Aangezien de militaire kamer een feit minder bewezen heeft verklaard dan de officier van justitie, zal zij de officier niet volgen in zijn eis. De militaire kamer zal volstaan met het opleggen van een geldboete van nader te noemen hoogte en een voorwaardelijke werkstraf.
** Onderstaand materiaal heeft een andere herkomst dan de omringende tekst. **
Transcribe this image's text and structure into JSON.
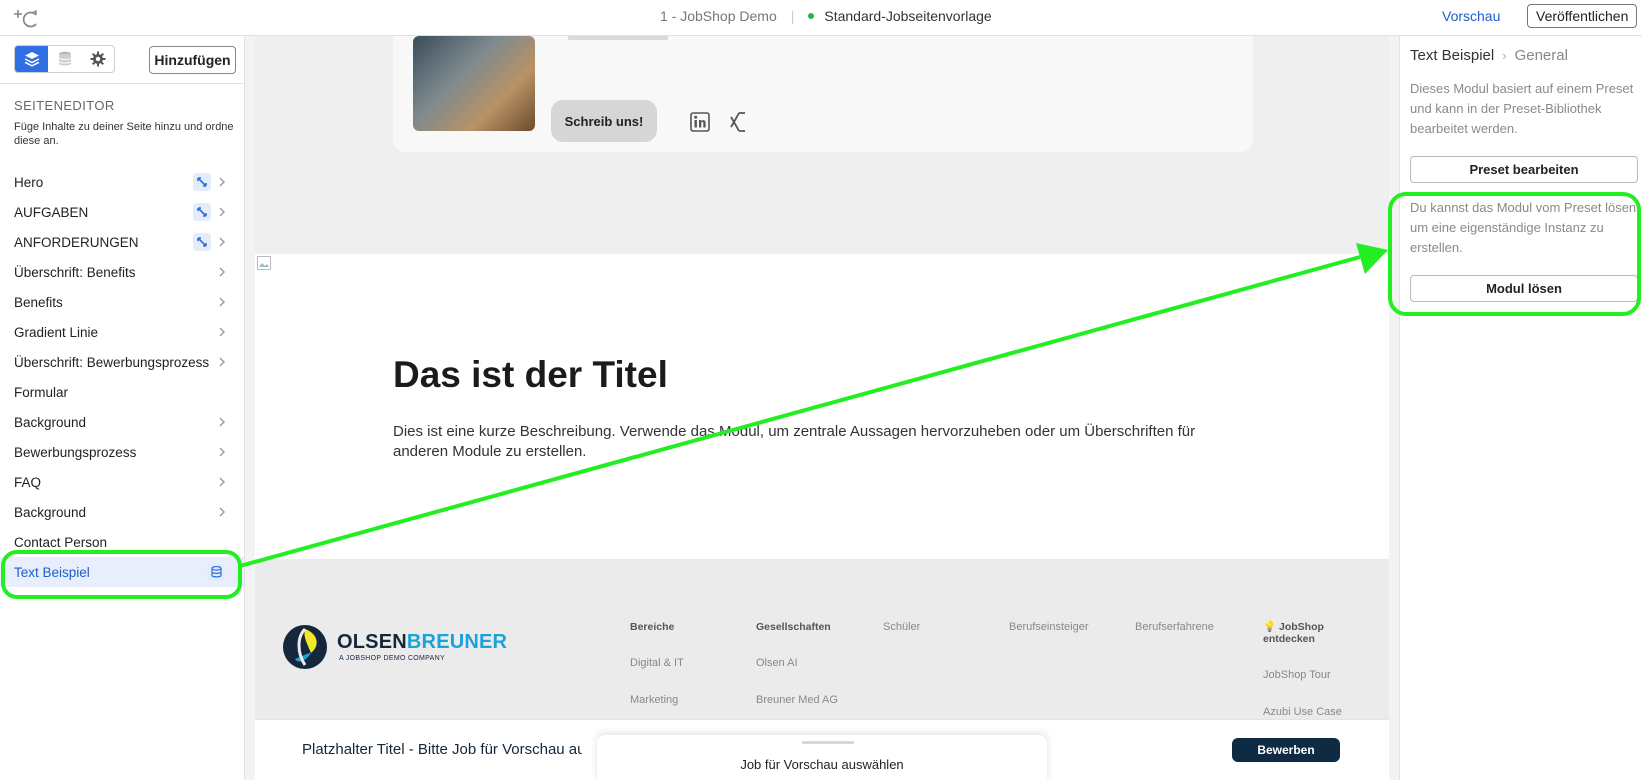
{
  "topbar": {
    "project": "1 - JobShop Demo",
    "separator": "|",
    "template": "Standard-Jobseitenvorlage",
    "preview_label": "Vorschau",
    "publish_label": "Veröffentlichen",
    "status_color": "#2ab24b"
  },
  "sidebar": {
    "add_label": "Hinzufügen",
    "section_title": "SEITENEDITOR",
    "section_desc": "Füge Inhalte zu deiner Seite hinzu und ordne diese an.",
    "modules": [
      {
        "label": "Hero"
      },
      {
        "label": "AUFGABEN"
      },
      {
        "label": "ANFORDERUNGEN"
      },
      {
        "label": "Überschrift: Benefits"
      },
      {
        "label": "Benefits"
      },
      {
        "label": "Gradient Linie"
      },
      {
        "label": "Überschrift: Bewerbungsprozess"
      },
      {
        "label": "Formular"
      },
      {
        "label": "Background"
      },
      {
        "label": "Bewerbungsprozess"
      },
      {
        "label": "FAQ"
      },
      {
        "label": "Background"
      },
      {
        "label": "Contact Person"
      },
      {
        "label": "Text Beispiel"
      }
    ]
  },
  "canvas": {
    "card": {
      "contact_button": "Schreib uns!"
    },
    "text_module": {
      "title": "Das ist der Titel",
      "description": "Dies ist eine kurze Beschreibung. Verwende das Modul, um zentrale Aussagen hervorzuheben oder um Überschriften für anderen Module zu erstellen."
    },
    "footer": {
      "brand_part1": "OLSEN",
      "brand_part2": "BREUNER",
      "brand_sub": "A JOBSHOP DEMO COMPANY",
      "columns": [
        {
          "heading": "Bereiche",
          "items": [
            "Digital & IT",
            "Marketing"
          ]
        },
        {
          "heading": "Gesellschaften",
          "items": [
            "Olsen AI",
            "Breuner Med AG"
          ]
        },
        {
          "heading": "Schüler",
          "items": []
        },
        {
          "heading": "Berufseinsteiger",
          "items": []
        },
        {
          "heading": "Berufserfahrene",
          "items": []
        },
        {
          "heading": "💡 JobShop entdecken",
          "items": [
            "JobShop Tour",
            "Azubi Use Case"
          ]
        }
      ]
    },
    "sticky": {
      "title": "Platzhalter Titel - Bitte Job für Vorschau auswählen",
      "apply_label": "Bewerben",
      "popup_text": "Job für Vorschau auswählen"
    }
  },
  "panel": {
    "crumb_module": "Text Beispiel",
    "crumb_section": "General",
    "preset_info": "Dieses Modul basiert auf einem Preset und kann in der Preset-Bibliothek bearbeitet werden.",
    "edit_preset_label": "Preset bearbeiten",
    "detach_info": "Du kannst das Modul vom Preset lösen, um eine eigenständige Instanz zu erstellen.",
    "detach_label": "Modul lösen"
  },
  "colors": {
    "accent": "#2f6fe4",
    "annotation": "#22ee22",
    "brand_dark": "#15273d",
    "brand_blue": "#1aa3d8"
  }
}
De voorwaardelijke straf die zal worden opgelegd, dient als waarschuwing voor verdachte om zich voortaan van het plegen van delicten te onthouden.
7. De toegepaste wettelijke bepalingen
De beslissing is gegrond op de artikelen 14a, 14b, 14c, 22c, 22d, 23, 24, 24c, 57, 63, 300 en 350 van het Wetboek van Straf¬recht.
De militaire kamer, rechtdoende:
Spreekt verdachte vrij van het onder 3 tenlastegelegde feit.
Verklaart bewezen dat verdachte het tenlastegelegde, zoals vermeld onder punt 3, heeft begaan.
Verklaart niet bewezen hetgeen verdachte meer of anders is tenlastegelegd dan hierboven bewezen is verklaard en spreekt verdachte daarvan vrij.
Verstaat dat het aldus bewezenverklaarde oplevert de strafbare feiten zoals vermeld onder punt 4.
Verklaart verdachte hiervoor strafbaar.
Veroordeelt verdachte wegens het bewezenverklaarde tot
A. een betaling van een geldboete van € 300,- (driehonderd euro),
bij gebreke van betaling en verhaal te vervangen door de duur van 6 dagen hechtenis.
B. het verrichten van een werkstraf gedurende 20 (twintig) uren.
Bepaalt dat deze werkstraf niet zal worden tenuitvoergelegd, tenzij de rechter later anders mocht gelasten.
De rechtbank stelt een proeftijd vast van 2 (twee) jaren.
De tenuitvoerlegging kan worden gelast indien de veroordeelde zich voor het einde van de proeftijd heeft schuldig gemaakt aan een strafbaar feit.
Beveelt dat, voor het geval de veroordeelde de werkstraf niet naar behoren verricht, vervangende hechtenis zal worden toegepast.
Stelt deze vervangende hechtenis vast op 10 (tien) dagen.
De termijn binnen welke de werkstraf moet worden verricht, wordt verlengd met de tijd dat de veroordeelde rechtens zijn vrijheid is ontnomen alsmede met de tijd dat hij ongeoorloofd afwezig is.
Aldus gewezen door:
mr. A.Th.M. Vrijhoeven (voorzitter), mr. T.P.E.E. van Groeningen en kolonel mr. B.F.M. Klappe (militair lid),
in tegenwoordigheid van mr. B.C.C. van den Bosch, griffier.
en uitgesproken ter openbare terechtzitting van deze rechtbank op 10 mei 2010.